Embora tenha pressionado os donos de Bien Nacido para fazer a transição para a biodinâmica, eles estão hesitantes. "É um processo complexo", conta Lindquist, referindo-se ao processo de certificação e aos investimentos necessários para a transição, ou seja, a infraestrutura: pulverizadores, tratores, máquinas de agitação que atendem às especificações Demeter.

Quando perguntado sobre quais vinhos ele prefere, ele aponta para seus vinhos biodinâmicos. "Melhores uvas", atesta ele. “Melhor para o meio ambiente. Ser um enólogo é uma busca constante para tirar o melhor proveito da terra. A agricultura biodinâmica é cultivar com observação e oferecer melhores ferramentas para ser um melhor produtor de vinhos e produzir vinhos melhores.”

Lindquist acrescenta que está procurando aumentar sua produção de vinho biodinâmico do Vale do Edna e trabalha para colocar esses vinhos no maior mercado consumidor. “Estou fazendo isso (vinificação biodinâmica), porque significa algo para nós, mas adoraria reconhecimento no mercado”, acrescenta.

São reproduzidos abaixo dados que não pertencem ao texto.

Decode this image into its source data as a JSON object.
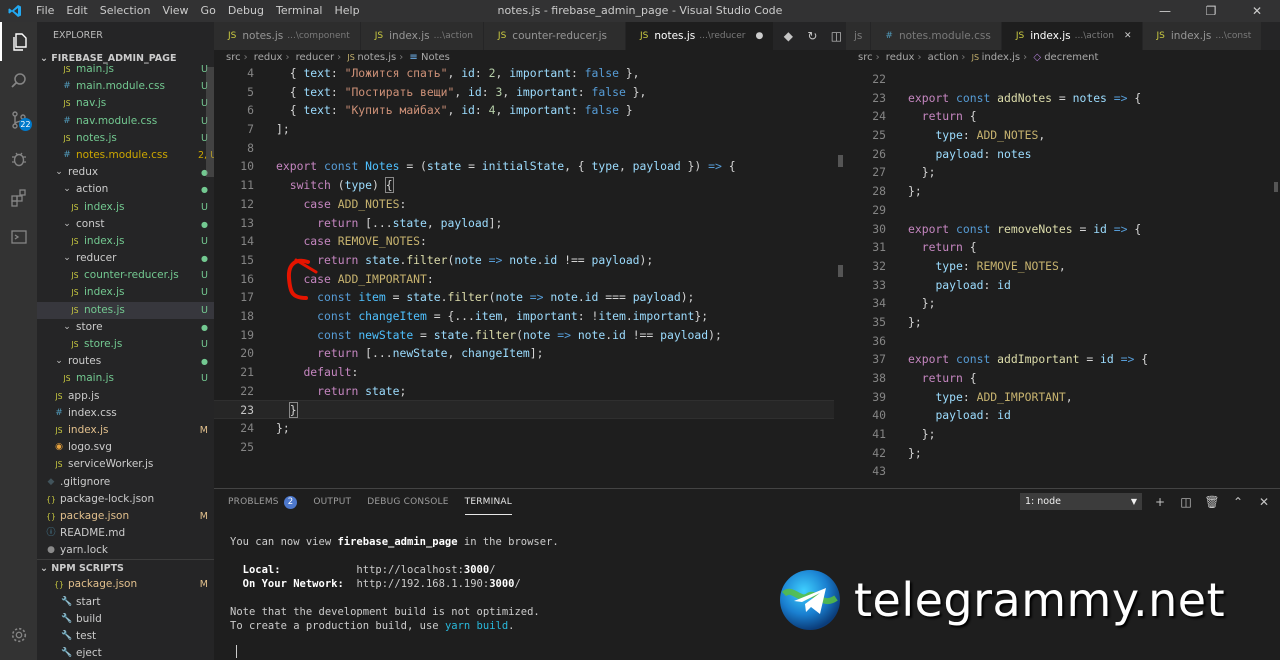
{
  "titlebar": {
    "menu": [
      "File",
      "Edit",
      "Selection",
      "View",
      "Go",
      "Debug",
      "Terminal",
      "Help"
    ],
    "title": "notes.js - firebase_admin_page - Visual Studio Code"
  },
  "activity": {
    "icons": [
      "files-icon",
      "search-icon",
      "source-control-icon",
      "debug-icon",
      "extensions-icon",
      "remote-icon"
    ],
    "scm_badge": "22"
  },
  "sidebar": {
    "header": "EXPLORER",
    "project": "FIREBASE_ADMIN_PAGE",
    "npm_section": "NPM SCRIPTS",
    "rows": [
      {
        "label": "main.js",
        "status": "U",
        "indent": 2,
        "type": "js"
      },
      {
        "label": "main.module.css",
        "status": "U",
        "indent": 2,
        "type": "css"
      },
      {
        "label": "nav.js",
        "status": "U",
        "indent": 2,
        "type": "js"
      },
      {
        "label": "nav.module.css",
        "status": "U",
        "indent": 2,
        "type": "css"
      },
      {
        "label": "notes.js",
        "status": "U",
        "indent": 2,
        "type": "js"
      },
      {
        "label": "notes.module.css",
        "status": "2, U",
        "indent": 2,
        "type": "css",
        "warn": true
      },
      {
        "label": "redux",
        "status": "dot",
        "indent": 1,
        "type": "folder"
      },
      {
        "label": "action",
        "status": "dot",
        "indent": 2,
        "type": "folder"
      },
      {
        "label": "index.js",
        "status": "U",
        "indent": 3,
        "type": "js"
      },
      {
        "label": "const",
        "status": "dot",
        "indent": 2,
        "type": "folder"
      },
      {
        "label": "index.js",
        "status": "U",
        "indent": 3,
        "type": "js"
      },
      {
        "label": "reducer",
        "status": "dot",
        "indent": 2,
        "type": "folder"
      },
      {
        "label": "counter-reducer.js",
        "status": "U",
        "indent": 3,
        "type": "js"
      },
      {
        "label": "index.js",
        "status": "U",
        "indent": 3,
        "type": "js"
      },
      {
        "label": "notes.js",
        "status": "U",
        "indent": 3,
        "type": "js",
        "selected": true
      },
      {
        "label": "store",
        "status": "dot",
        "indent": 2,
        "type": "folder"
      },
      {
        "label": "store.js",
        "status": "U",
        "indent": 3,
        "type": "js"
      },
      {
        "label": "routes",
        "status": "dot",
        "indent": 1,
        "type": "folder"
      },
      {
        "label": "main.js",
        "status": "U",
        "indent": 2,
        "type": "js"
      },
      {
        "label": "app.js",
        "status": "",
        "indent": 1,
        "type": "js"
      },
      {
        "label": "index.css",
        "status": "",
        "indent": 1,
        "type": "css"
      },
      {
        "label": "index.js",
        "status": "M",
        "indent": 1,
        "type": "js",
        "modified": true
      },
      {
        "label": "logo.svg",
        "status": "",
        "indent": 1,
        "type": "svg"
      },
      {
        "label": "serviceWorker.js",
        "status": "",
        "indent": 1,
        "type": "js"
      },
      {
        "label": ".gitignore",
        "status": "",
        "indent": 0,
        "type": "git"
      },
      {
        "label": "package-lock.json",
        "status": "",
        "indent": 0,
        "type": "json"
      },
      {
        "label": "package.json",
        "status": "M",
        "indent": 0,
        "type": "json",
        "modified": true
      },
      {
        "label": "README.md",
        "status": "",
        "indent": 0,
        "type": "md"
      },
      {
        "label": "yarn.lock",
        "status": "",
        "indent": 0,
        "type": "lock"
      }
    ],
    "npm_rows": [
      {
        "label": "package.json",
        "status": "M",
        "indent": 1,
        "type": "json",
        "modified": true
      },
      {
        "label": "start",
        "status": "",
        "indent": 2,
        "type": "wrench"
      },
      {
        "label": "build",
        "status": "",
        "indent": 2,
        "type": "wrench"
      },
      {
        "label": "test",
        "status": "",
        "indent": 2,
        "type": "wrench"
      },
      {
        "label": "eject",
        "status": "",
        "indent": 2,
        "type": "wrench"
      }
    ]
  },
  "left_tabs": [
    {
      "label": "notes.js",
      "desc": "...\\component",
      "icon": "js"
    },
    {
      "label": "index.js",
      "desc": "...\\action",
      "icon": "js"
    },
    {
      "label": "counter-reducer.js",
      "desc": "",
      "icon": "js"
    },
    {
      "label": "notes.js",
      "desc": "...\\reducer",
      "icon": "js",
      "active": true,
      "dirty": true
    }
  ],
  "right_tabs": [
    {
      "label": "js",
      "desc": "",
      "icon": ""
    },
    {
      "label": "notes.module.css",
      "desc": "",
      "icon": "css"
    },
    {
      "label": "index.js",
      "desc": "...\\action",
      "icon": "js",
      "active": true,
      "close": true
    },
    {
      "label": "index.js",
      "desc": "...\\const",
      "icon": "js"
    }
  ],
  "left_crumbs": [
    "src",
    "redux",
    "reducer",
    "notes.js",
    "Notes"
  ],
  "right_crumbs": [
    "src",
    "redux",
    "action",
    "index.js",
    "decrement"
  ],
  "panel": {
    "tabs": [
      "PROBLEMS",
      "OUTPUT",
      "DEBUG CONSOLE",
      "TERMINAL"
    ],
    "problems_count": "2",
    "terminal_select": "1: node",
    "lines": {
      "l1a": "You can now view ",
      "l1b": "firebase_admin_page",
      "l1c": " in the browser.",
      "local_label": "  Local:",
      "local_url_a": "            http://localhost:",
      "local_url_b": "3000",
      "local_url_c": "/",
      "net_label": "  On Your Network:",
      "net_url_a": "  http://192.168.1.190:",
      "net_url_b": "3000",
      "net_url_c": "/",
      "n1": "Note that the development build is not optimized.",
      "n2a": "To create a production build, use ",
      "n2b": "yarn build",
      "n2c": "."
    }
  },
  "watermark": "telegrammy.net",
  "colors": {
    "accent": "#007acc",
    "untracked": "#73c991",
    "modified": "#e2c08d",
    "annotation_red": "#e51400"
  }
}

Para aqueles que estão considerando a biodinâmica, ele incentiva a certificação. “É um passo importante e empresas como a Whole Foods reconhecem essa etapa extra e apreciam o logotipo da Demeter. E quando uma empresa como essa presta atenção, chama a atenção do consumidor”, argumenta.

Investindo no futuro

Desde outubro de 2017, a Vinícola Tablas Creek Vineyard em Paso Robles, Califórnia, é oficialmente Certificada como Biodinâmica pela Demeter - mas não é nada que o gerente geral Jason Haas esteja planejando divulgar. Para ele, a missão da Tablas Creek é produzir variedades de Rhône expressivas de seus vinhedos de Paso Robles, e a escolha de converter em viticultura biodinâmica a produção de vinho foi ditada pelo desejo de mostrar o terroir.

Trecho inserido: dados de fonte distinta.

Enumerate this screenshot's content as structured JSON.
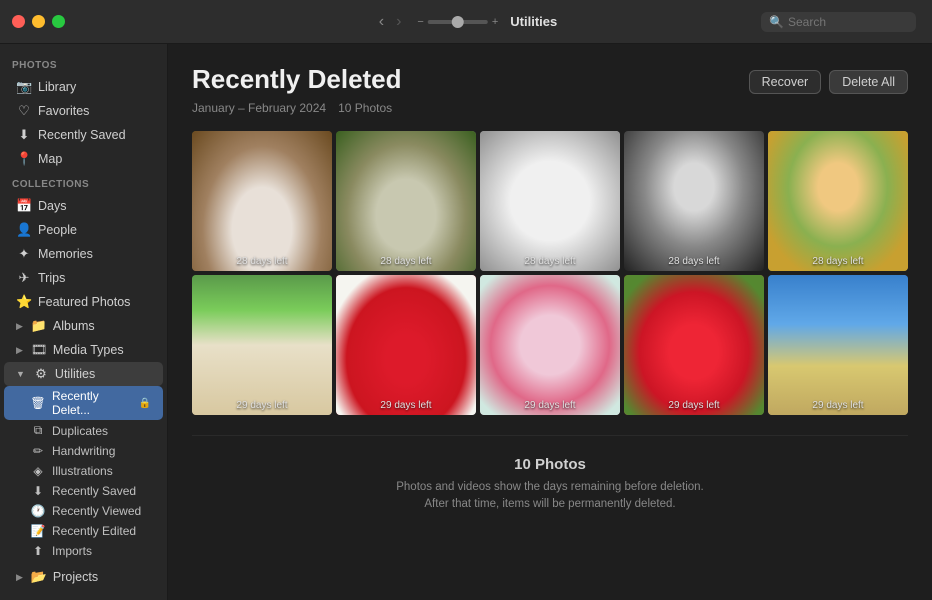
{
  "window": {
    "title": "Utilities",
    "search_placeholder": "Search"
  },
  "sidebar": {
    "photos_section": "Photos",
    "collections_section": "Collections",
    "photos_items": [
      {
        "id": "library",
        "label": "Library",
        "icon": "📷"
      },
      {
        "id": "favorites",
        "label": "Favorites",
        "icon": "♡"
      },
      {
        "id": "recently-saved",
        "label": "Recently Saved",
        "icon": "⬇"
      },
      {
        "id": "map",
        "label": "Map",
        "icon": "📍"
      }
    ],
    "collections_items": [
      {
        "id": "days",
        "label": "Days",
        "icon": "📅"
      },
      {
        "id": "people",
        "label": "People",
        "icon": "👤"
      },
      {
        "id": "memories",
        "label": "Memories",
        "icon": "✦"
      },
      {
        "id": "trips",
        "label": "Trips",
        "icon": "✈"
      },
      {
        "id": "featured-photos",
        "label": "Featured Photos",
        "icon": "⭐"
      },
      {
        "id": "albums",
        "label": "Albums",
        "icon": "📁"
      },
      {
        "id": "media-types",
        "label": "Media Types",
        "icon": "🎞"
      },
      {
        "id": "utilities",
        "label": "Utilities",
        "icon": "⚙",
        "expanded": true
      }
    ],
    "utilities_subitems": [
      {
        "id": "recently-deleted",
        "label": "Recently Delet...",
        "icon": "🗑",
        "active": true
      },
      {
        "id": "duplicates",
        "label": "Duplicates",
        "icon": "⧉"
      },
      {
        "id": "handwriting",
        "label": "Handwriting",
        "icon": "✏"
      },
      {
        "id": "illustrations",
        "label": "Illustrations",
        "icon": "◈"
      },
      {
        "id": "recently-saved-util",
        "label": "Recently Saved",
        "icon": "⬇"
      },
      {
        "id": "recently-viewed",
        "label": "Recently Viewed",
        "icon": "🕐"
      },
      {
        "id": "recently-edited",
        "label": "Recently Edited",
        "icon": "📝"
      },
      {
        "id": "imports",
        "label": "Imports",
        "icon": "⬆"
      }
    ],
    "projects_item": {
      "id": "projects",
      "label": "Projects",
      "icon": "📂"
    }
  },
  "content": {
    "title": "Recently Deleted",
    "date_range": "January – February 2024",
    "photo_count_header": "10 Photos",
    "recover_label": "Recover",
    "delete_all_label": "Delete All",
    "photos": [
      {
        "id": 1,
        "style_class": "photo-dog1",
        "overlay_class": "photo-dog1-overlay",
        "label": "28 days left"
      },
      {
        "id": 2,
        "style_class": "photo-dog2",
        "overlay_class": "photo-dog2-overlay",
        "label": "28 days left"
      },
      {
        "id": 3,
        "style_class": "photo-dog3",
        "overlay_class": "photo-dog3-overlay",
        "label": "28 days left"
      },
      {
        "id": 4,
        "style_class": "photo-girl1",
        "overlay_class": "photo-girl1-overlay",
        "label": "28 days left"
      },
      {
        "id": 5,
        "style_class": "photo-girl2",
        "overlay_class": "photo-girl2-overlay",
        "label": "28 days left"
      },
      {
        "id": 6,
        "style_class": "photo-house",
        "overlay_class": "photo-house-overlay",
        "label": "29 days left"
      },
      {
        "id": 7,
        "style_class": "photo-berries1",
        "overlay_class": "photo-berries1-overlay",
        "label": "29 days left"
      },
      {
        "id": 8,
        "style_class": "photo-cake",
        "overlay_class": "photo-cake-overlay",
        "label": "29 days left"
      },
      {
        "id": 9,
        "style_class": "photo-berries2",
        "overlay_class": "photo-berries2-overlay",
        "label": "29 days left"
      },
      {
        "id": 10,
        "style_class": "photo-beach",
        "overlay_class": "photo-beach-overlay",
        "label": "29 days left"
      }
    ],
    "footer": {
      "count": "10 Photos",
      "desc_line1": "Photos and videos show the days remaining before deletion.",
      "desc_line2": "After that time, items will be permanently deleted."
    }
  },
  "colors": {
    "accent": "#4269a0",
    "bg_sidebar": "#272727",
    "bg_content": "#1e1e1e",
    "bg_titlebar": "#2d2d2d"
  }
}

Desde o seu início em 1989, a Tablas Creek sempre cultivou organicamente (oficialmente certificada em 2003). Em 2010, com o incentivo do enólogo Neil Collins, a icônica vinícola voltou sua atenção para a biodinâmica, fazendo uma transição experimental de 20 acres. "Eu estava encarregado de fazer vinhos com foco e que mostrem uma sensação de lugar desde o primeiro dia", conta Collins. "Biodinâmica parecia o próximo passo natural para fazer isso."

Tanto Haas e Collins estão felizes com os resultados na vinha, mas Haas não acha que ainda tenha dados suficientes para confirmar os efeitos no vinho. "2017 foi a safra mais forte de vinhos que já vi de Tablas Creek", afirma Haas. “Mas eu não sei se é da biodinâmica ou do fato de que nós realmente conseguimos 43 centímetros de chuva depois de cinco anos de seca.”

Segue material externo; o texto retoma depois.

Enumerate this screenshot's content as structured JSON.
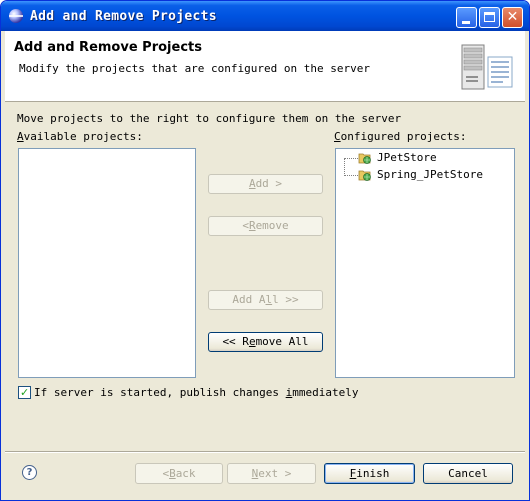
{
  "window": {
    "title": "Add and Remove Projects"
  },
  "header": {
    "title": "Add and Remove Projects",
    "description": "Modify the projects that are configured on the server"
  },
  "main": {
    "instruction": "Move projects to the right to configure them on the server",
    "available_label_mnemonic": "A",
    "available_label_rest": "vailable projects:",
    "configured_label_mnemonic": "C",
    "configured_label_rest": "onfigured projects:",
    "configured_projects": [
      "JPetStore",
      "Spring_JPetStore"
    ]
  },
  "buttons": {
    "add": {
      "pre": "",
      "mnemonic": "A",
      "post": "dd >",
      "enabled": false
    },
    "remove": {
      "pre": "< ",
      "mnemonic": "R",
      "post": "emove",
      "enabled": false
    },
    "add_all": {
      "pre": "Add A",
      "mnemonic": "l",
      "post": "l >>",
      "enabled": false
    },
    "remove_all": {
      "pre": "<< R",
      "mnemonic": "e",
      "post": "move All",
      "enabled": true
    }
  },
  "options": {
    "publish_pre": "If server is started, publish changes ",
    "publish_mnemonic": "i",
    "publish_post": "mmediately",
    "publish_checked": true
  },
  "footer": {
    "back": {
      "pre": "< ",
      "mnemonic": "B",
      "post": "ack",
      "enabled": false
    },
    "next": {
      "pre": "",
      "mnemonic": "N",
      "post": "ext >",
      "enabled": false
    },
    "finish": {
      "pre": "",
      "mnemonic": "F",
      "post": "inish",
      "enabled": true
    },
    "cancel": {
      "label": "Cancel",
      "enabled": true
    }
  },
  "colors": {
    "titlebar": "#0053e0",
    "dialog_bg": "#ece9d8",
    "list_border": "#7f9db9",
    "disabled_text": "#aca899"
  }
}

Apesar de sua incerteza sobre os vinhos, Haas diz que a vinha nunca pareceu tão saudável, observando especificamente a capacidade dos solos de aceitar grandes quantidades de água durante as fortes chuvas em janeiro e fevereiro deste ano. “Não há erosão no solo, a água não escorre e não leva com ela o solo superior”, relata.

Haas se lembra de seu pai, Robert Haas, o fundador da Tablas Creek, que faleceu recentemente, dizendo a ele: “Eu não construí este (vinhedo) para mim. Eu não vou estar por perto quando as vinhas estiverem no auge. E eu realmente não construí isso para você também. Mas para os seus filhos e as gerações seguintes.”

Para Haas, o investimento em biodinâmica é mais um investimento no futuro dos negócios e da família. "As videiras serão muito mais saudáveis ​​e não precisaremos replantar a cada 25 anos, o que, em um ambiente de alta tensão como Paso Robles, é um grande negócio", conclui. Referindo-se aos seus vinhos, ele acrescenta: "Eu não sei se vamos ver nosso benefício a curto prazo, mas certamente a longo prazo."